SB2026020673 - Multiple vulnerabilities in n8n
Published: February 6, 2026 Updated: April 30, 2026
Breakdown by Severity
- Low
- Medium
- High
- Critical
Description
This security bulletin contains information about 2 vulnerabilities.
1) Path traversal (CVE-ID: CVE-2026-25055)
CWE-ID: CWE-22 - Improper Limitation of a Pathname to a Restricted Directory ('Path Traversal')
CVSSv4: CVSS:4.0/AV:N/AC:L/AT:P/PR:N/UI:N/VC:H/VI:H/VA:H/SC:N/SI:N/SA:N/E:U/U:Amber
The vulnerability allows a remote attacker to perform directory traversal attacks.

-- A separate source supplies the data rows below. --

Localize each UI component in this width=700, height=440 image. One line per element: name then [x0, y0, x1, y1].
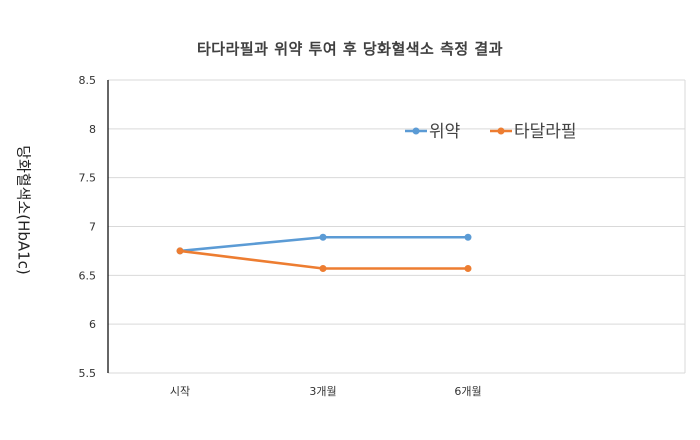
series-group [176, 233, 472, 272]
y-tick-label: 5.5 [79, 367, 97, 380]
x-tick-labels: 시작 3개월 6개월 [170, 385, 482, 398]
y-tick-label: 7 [89, 221, 96, 234]
data-point [464, 264, 472, 272]
legend-label: 위약 [429, 122, 460, 142]
legend: 위약 타달라필 [405, 122, 577, 142]
legend-marker-1 [497, 127, 505, 135]
chart-title: 타다라필과 위약 투여 후 당화혈색소 측정 결과 [196, 40, 504, 58]
y-tick-labels: 5.5 6 6.5 7 7.5 8 8.5 [79, 74, 97, 380]
data-point [319, 233, 327, 241]
x-tick-label: 3개월 [309, 385, 336, 398]
y-tick-label: 6.5 [79, 269, 97, 282]
y-tick-label: 8.5 [79, 74, 97, 87]
legend-marker-0 [412, 127, 420, 135]
y-tick-label: 8 [89, 123, 96, 136]
data-point [464, 233, 472, 241]
data-point [319, 264, 327, 272]
x-tick-label: 6개월 [454, 385, 481, 398]
x-tick-label: 시작 [170, 385, 190, 398]
data-point [176, 247, 184, 255]
y-tick-label: 7.5 [79, 172, 97, 185]
legend-label: 타달라필 [514, 122, 577, 142]
gridlines [107, 79, 686, 374]
y-tick-label: 6 [89, 318, 96, 331]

The vulnerability exists due to input validation error when processing directory traversal sequences within the SSH node. A remote attacker can send a specially crafted HTTP request and upload arbitrary files on the system.
2) Improper Authentication (CVE-ID: CVE-2026-33665)
CWE-ID: CWE-287 - Improper Authentication
CVSSv4: CVSS:4.0/AV:N/AC:L/AT:P/PR:L/UI:N/VC:H/VI:H/VA:N/SC:N/SI:N/SA:N/E:U/U:Green
The vulnerability allows a remote user to gain full access to another user's account.
The vulnerability exists due to improper authentication in LDAP account linking when matching an LDAP identity to an existing local account by email during login. A remote user can set their own LDAP email attribute to match another user's email and log in to gain full access to another user's account.
LDAP authentication must be configured and active, and the account linkage persists even if the LDAP email attribute is later reverted.
Remediation
Install update from vendor's website.